I was (of course) worried about the snowy trail, but it ended up not being too bad (kind of fun, actually!). Those river crossings were COLD though. I don’t think I’m going to do trails with river crossings anymore unless it’s above 40 degrees. My toes just don’t warm back up if I get them wet when it’s that cold out.
It was the same course we ran on New Year’s Day and we managed a slightly better pace (even with me tip-toeing through the slippery sections!).
Distance: 7+ miles (13 proposed)
Running: yes (on shared use trails only)
Biking: yes (on shared use trails only) This has been a controversial issue.
Kid-friendly: yes! You can turn the hike into a scavenger hunt by looking for the wooden statues along the way. The floating bridge is kind of fun, too.
Wheelchair/stroller accessible: no
Many folks aren’t too keen on the idea of Fat Ass events, and that is a part of their design. Fat Ass runs typically serve as training runs and social events for those more “committed” ultra runners.
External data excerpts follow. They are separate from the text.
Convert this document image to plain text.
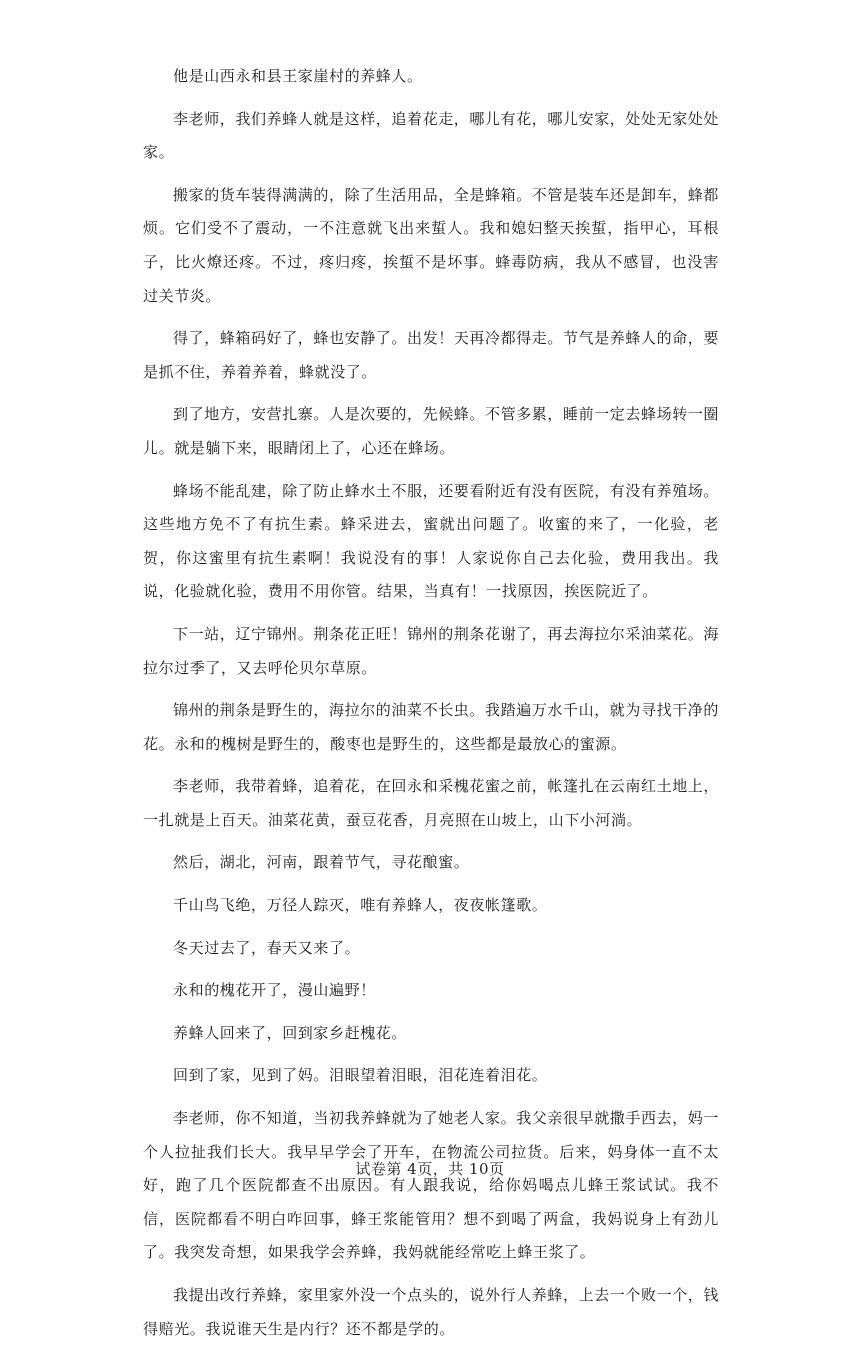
他是山西永和县王家崖村的养蜂人。

李老师，我们养蜂人就是这样，追着花走，哪儿有花，哪儿安家，处处无家处处家。

搬家的货车装得满满的，除了生活用品，全是蜂箱。不管是装车还是卸车，蜂都烦。它们受不了震动，一不注意就飞出来蜇人。我和媳妇整天挨蜇，指甲心，耳根子，比火燎还疼。不过，疼归疼，挨蜇不是坏事。蜂毒防病，我从不感冒，也没害过关节炎。

得了，蜂箱码好了，蜂也安静了。出发！天再冷都得走。节气是养蜂人的命，要是抓不住，养着养着，蜂就没了。

到了地方，安营扎寨。人是次要的，先候蜂。不管多累，睡前一定去蜂场转一圈儿。就是躺下来，眼睛闭上了，心还在蜂场。

蜂场不能乱建，除了防止蜂水土不服，还要看附近有没有医院，有没有养殖场。这些地方免不了有抗生素。蜂采进去，蜜就出问题了。收蜜的来了，一化验，老贺，你这蜜里有抗生素啊！我说没有的事！人家说你自己去化验，费用我出。我说，化验就化验，费用不用你管。结果，当真有！一找原因，挨医院近了。

下一站，辽宁锦州。荆条花正旺！锦州的荆条花谢了，再去海拉尔采油菜花。海拉尔过季了，又去呼伦贝尔草原。

锦州的荆条是野生的，海拉尔的油菜不长虫。我踏遍万水千山，就为寻找干净的花。永和的槐树是野生的，酸枣也是野生的，这些都是最放心的蜜源。

李老师，我带着蜂，追着花，在回永和采槐花蜜之前，帐篷扎在云南红土地上，一扎就是上百天。油菜花黄，蚕豆花香，月亮照在山坡上，山下小河淌。

然后，湖北，河南，跟着节气，寻花酿蜜。

千山鸟飞绝，万径人踪灭，唯有养蜂人，夜夜帐篷歌。

冬天过去了，春天又来了。

永和的槐花开了，漫山遍野！

养蜂人回来了，回到家乡赶槐花。

回到了家，见到了妈。泪眼望着泪眼，泪花连着泪花。

李老师，你不知道，当初我养蜂就为了她老人家。我父亲很早就撒手西去，妈一个人拉扯我们长大。我早早学会了开车，在物流公司拉货。后来，妈身体一直不太好，跑了几个医院都查不出原因。有人跟我说，给你妈喝点儿蜂王浆试试。我不信，医院都看不明白咋回事，蜂王浆能管用？想不到喝了两盒，我妈说身上有劲儿了。我突发奇想，如果我学会养蜂，我妈就能经常吃上蜂王浆了。

我提出改行养蜂，家里家外没一个点头的，说外行人养蜂，上去一个败一个，钱得赔光。我说谁天生是内行？还不都是学的。

试卷第 4页，共 10页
Think about it, running 50K or 50 miles for nothing more than the satisfaction that you can do so. No awards, no t-shirt, no nothing. Just miles. In essence, this is the beauty of Fat Ass runs.
The CATAss 25K/50K is our local Charlottesville Area Trail Runner’s version. According to their website, this was their fourth and final one of the year.
It was my first. I was nervous about going. I’ve done a couple of CAT (non-Ass) runs in the past and I’m always one of the slowest people there. Plus, social things scare me.
But I went.
Options were given for just about every distance up to 50K. Brian and I chose the 24 mile option. The course was nice, but tough. We had done all but the Jones run and Doyles River trails on other training runs. What a doozy those two trails turned out to be. Lots of technical rocky sections and super steep climbing. But also some nice waterfalls.
We were told we needed to carry enough food and water to last for whatever distance we were running. It had been heavily hinted that there would be a “surprise aid station” at Turk gap, though.
Sure enough, Andy Jones Wilkins was up there with an impressive spread of food and drinks and his ever-ready smile. I swear, the guy lives and breathes for running. It doesn’t matter who’s doing it. If someone is running, Andy is happy.
I was really glad he was there, because I would’ve run out of water otherwise.
We ran with a couple different groups for the first 5.5 miles, and saw some people who were doing shorter distances heading back down, but after about mile 7.5, we didn’t see another runner until the finish. We knew that David and Costi were behind us because they were sweeping.
I had some chafing issues (apparently 2Toms SportShield can only stand up to my level of sweating for about two hours). And, although it works great (for a while) if you apply it to dry skin, I’ve had no luck trying to reapply it when I’m already sweating. I don’t sweat like a normal person, though. My shorts were dripping down my legs two hours into the run. Brian’s shorts weren’t even damp. 2Toms still works better than Body Glide, though.
My knee/IT band started bothering me around mile 17, on the descent from Turk mountain. It’s still hurting this morning, which of course is stressing me out.
But I got to jump in Snake hole about a quarter mile from the finish, which felt spectacular. Cold mountain water to wash away all the sweat and grime, plus we were almost done!
We ended up with about 4600 feet of elevation gain and 24 miles almost on the dot (24.06 to be exact).
When we got back to the parking lot, almost everyone was long gone, but there were a few people who had run 18 or 24 miles still sitting and standing around a table full of snacks down by the river. We hung out for a while, but I needed some real food too badly to stay for long. I wish I’d thought to bring a sandwich. It would’ve been nice to sit by the river and wait for the rest of the runners to come in. My stomach just wasn’t having it.